Başbakanımızın hedef gösterdiği 2023 hedeflerine ulaşmamız için artık geriye sadece 10 yılımız kaldı. 2013 yılında sadece Türkiye için değil, Dünya ekonomisi için de zorlu günler bizi bekliyor olacak. AB’deki kriz ve kemer sıkma politikalarına yönelik protestolar tüm hızıyla devam edecek. Orta Doğu’daki siyasi ve ekonomik dalgalanmalar bu yılda da kendini gösterecek. ABD’de Temsilciler Meclisi, yüksek kazanç sahiplerinin vergilerini artıran ve kamu harcamalarındaki kesintileri erteleyen düzenlemelere onay verdi.Sanırım bu düzenleme ile, ABD’nin mali uçuruma yuvarlanmaktan kurtulup kurtulamayacağını ilerleyen aylarda daha net bir şekilde görebiliriz.

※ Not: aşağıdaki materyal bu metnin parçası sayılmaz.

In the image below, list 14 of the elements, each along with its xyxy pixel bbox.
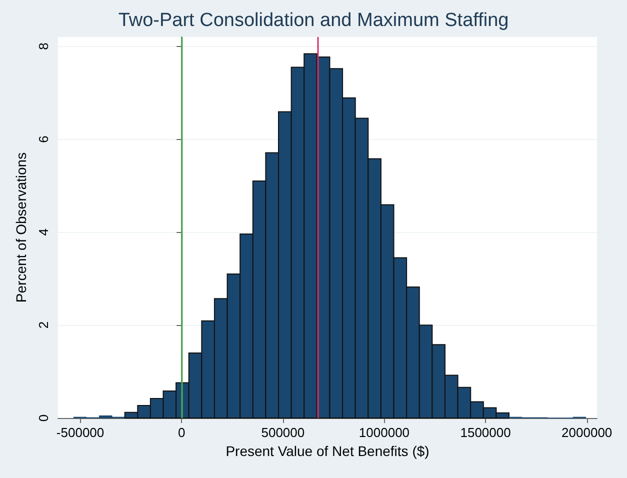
x-tick-label: 0 — [178, 425, 186, 440]
y-tick-label: 4 — [36, 228, 51, 236]
chart-title: Two-Part Consolidation and Maximum Staffing — [118, 10, 509, 31]
x-tick-label: 1000000 — [358, 425, 410, 440]
y-tick-label: 6 — [36, 136, 51, 143]
y-tick-label: 0 — [36, 414, 51, 422]
x-axis-title: Present Value of Net Benefits ($) — [226, 443, 430, 459]
x-tick-label: 1500000 — [460, 425, 511, 440]
y-tick-label: 2 — [36, 321, 51, 329]
y-axis-title: Percent of Observations — [13, 152, 29, 303]
x-tick-label: 2000000 — [562, 425, 612, 440]
x-tick-label: 500000 — [261, 425, 305, 440]
y-tick-label: 8 — [36, 42, 51, 50]
x-tick-label: -500000 — [56, 425, 104, 440]
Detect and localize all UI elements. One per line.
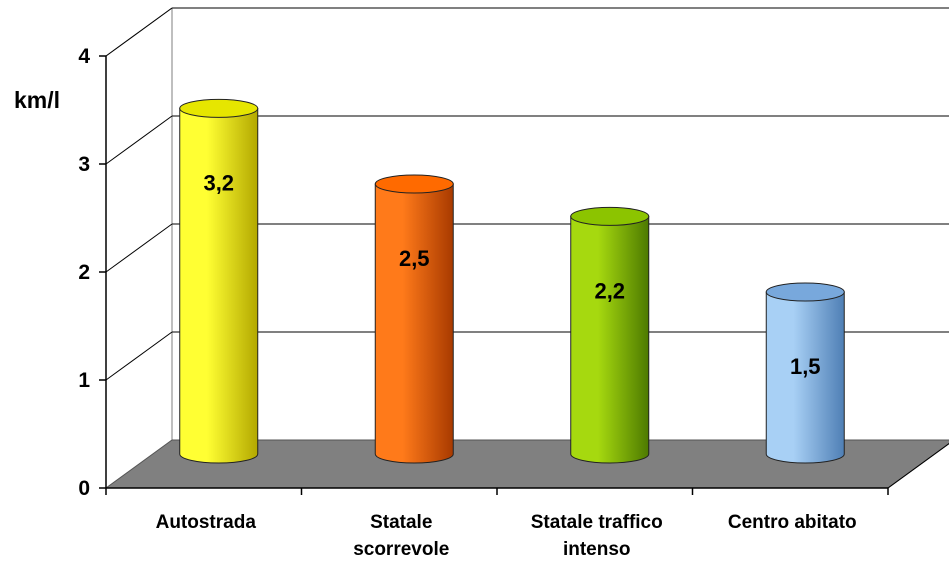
y-tick-label: 0 bbox=[78, 477, 90, 500]
data-label: 3,2 bbox=[203, 170, 234, 195]
x-tick-label: Statale traffico bbox=[531, 512, 663, 533]
y-tick-label: 4 bbox=[78, 45, 90, 68]
bar bbox=[570, 206, 650, 464]
x-tick-label: Centro abitato bbox=[728, 512, 857, 533]
bar-top bbox=[570, 206, 650, 226]
gridline-side bbox=[105, 223, 173, 273]
bar-top bbox=[765, 282, 845, 302]
x-tick-label: intenso bbox=[563, 539, 631, 560]
x-axis-depth-edge bbox=[887, 443, 949, 489]
bar bbox=[374, 174, 454, 464]
bar-top bbox=[179, 98, 259, 118]
x-tick-label: Statale bbox=[370, 512, 432, 533]
gridline-side bbox=[105, 7, 173, 57]
bar bbox=[179, 98, 259, 464]
y-axis-label: km/l bbox=[14, 87, 60, 113]
y-tick-label: 2 bbox=[78, 261, 90, 284]
bar-body bbox=[765, 291, 845, 464]
x-tick-label: scorrevole bbox=[353, 539, 449, 560]
bar bbox=[765, 282, 845, 464]
gridline-side bbox=[105, 115, 173, 165]
data-label: 2,2 bbox=[594, 278, 625, 303]
bar-body bbox=[179, 107, 259, 464]
bar-body bbox=[374, 183, 454, 464]
chart-bars bbox=[179, 98, 845, 464]
chart-axes: 0 1 2 3 4 bbox=[78, 45, 949, 500]
bar-top bbox=[374, 174, 454, 194]
data-label: 1,5 bbox=[790, 354, 821, 379]
y-tick-label: 1 bbox=[78, 369, 90, 392]
data-label: 2,5 bbox=[399, 246, 430, 271]
bar-body bbox=[570, 215, 650, 464]
y-tick-label: 3 bbox=[78, 153, 90, 176]
chart-labels: 3,2 Autostrada 2,5 Statale scorrevole 2,2 Stat… bbox=[156, 170, 857, 560]
gridline-side bbox=[105, 331, 173, 381]
x-tick-label: Autostrada bbox=[156, 512, 257, 533]
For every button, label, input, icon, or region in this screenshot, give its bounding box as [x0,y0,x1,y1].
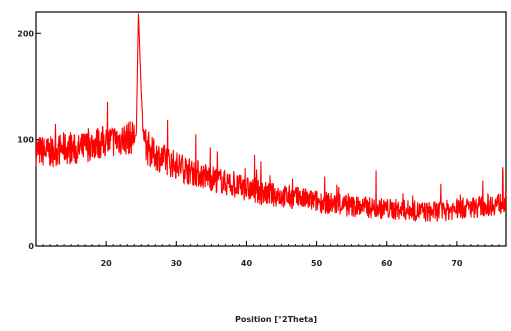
x-tick-label: 30 [171,259,183,268]
x-tick-label: 70 [451,259,463,268]
y-tick-label: 100 [17,136,34,145]
y-tick-label: 200 [17,29,34,38]
series-line [35,13,507,222]
x-tick-label: 40 [241,259,253,268]
y-axis-ticks: 0 100 200 [17,29,41,251]
x-tick-label: 50 [311,259,323,268]
x-axis-title: Position [°2Theta] [235,315,317,324]
x-tick-label: 20 [101,259,113,268]
series-group [35,13,507,222]
y-tick-label: 0 [28,242,34,251]
x-tick-label: 60 [381,259,393,268]
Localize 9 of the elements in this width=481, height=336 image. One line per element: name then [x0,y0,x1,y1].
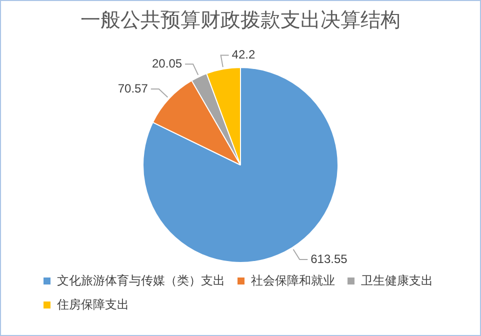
data-label: 20.05 [152,56,182,70]
legend-label: 卫生健康支出 [361,273,433,288]
data-label: 613.55 [310,252,348,266]
legend-label: 社会保障和就业 [251,273,335,288]
legend-label: 住房保障支出 [56,297,129,312]
chart-title: 一般公共预算财政拨款支出决算结构 [80,10,400,32]
legend-label: 文化旅游体育与传媒（类）支出 [57,273,225,288]
data-label: 42.2 [232,48,256,62]
data-label: 70.57 [118,81,148,96]
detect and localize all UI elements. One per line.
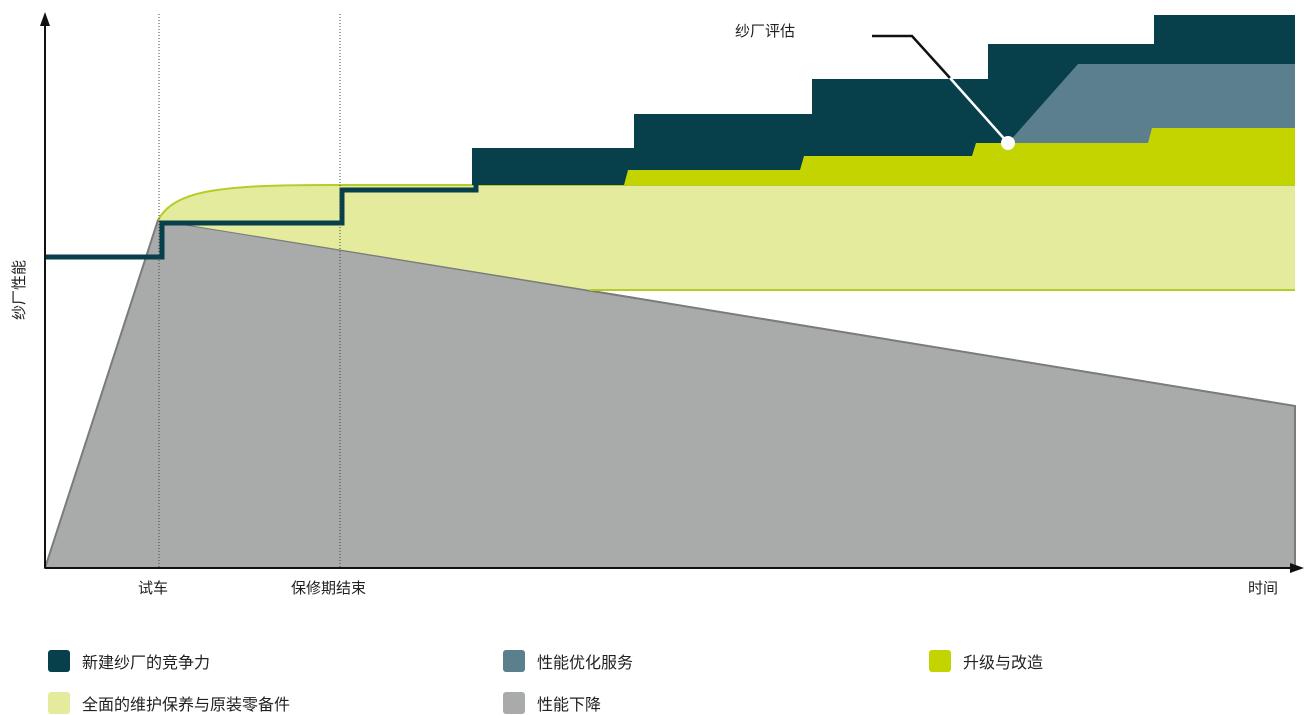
upgrade-area — [624, 128, 1295, 185]
performance-step-line — [45, 185, 479, 260]
y-axis-label: 纱厂性能 — [10, 259, 28, 321]
commissioning-label: 试车 — [138, 579, 169, 597]
callout-leader-black — [872, 34, 951, 79]
callout-label: 纱厂评估 — [735, 22, 796, 40]
warranty-end-label: 保修期结束 — [291, 579, 367, 597]
callout-leader-white — [949, 77, 1009, 144]
x-axis-arrow-icon — [1290, 563, 1304, 573]
y-axis-arrow-icon — [40, 12, 50, 26]
callout-dot-icon — [1001, 136, 1015, 150]
x-axis-label: 时间 — [1248, 579, 1279, 597]
maintenance-band — [158, 185, 1295, 290]
maintenance-band-top-edge — [157, 184, 1295, 221]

Uzun lafın kısası; 2013 yılında girişimciliğin desteklenmesi için çalışacağız, üretim ve istihdam odaklı büyümenin önemine her platformda değinmeye devam edeceğiz. TÜGİAD olarak Türkiye ekonomisinin gücüne güç katacağımıza da hiç şüphem yok. Ama bir Türk kadını olarak benim de naçizane bir 2023 hedefim, daha doğrusu bir hayalim var…

2023 yılında G20 ülkeleri arasında kadınların refah düzeyinin en yüksek olduğu ilk 5 ülke arasına girebilmek…

Bu sayıdaki sözlerime konuyu en etkili şekilde özetlediğini düşündüğüm Colin Powell’in çok sevdiğim bir sözü ile son vermek istiyorum.

“Hayali gerçeğe dönüştüren sihir degil; kararlılık, ter ve çok çalışmaktır”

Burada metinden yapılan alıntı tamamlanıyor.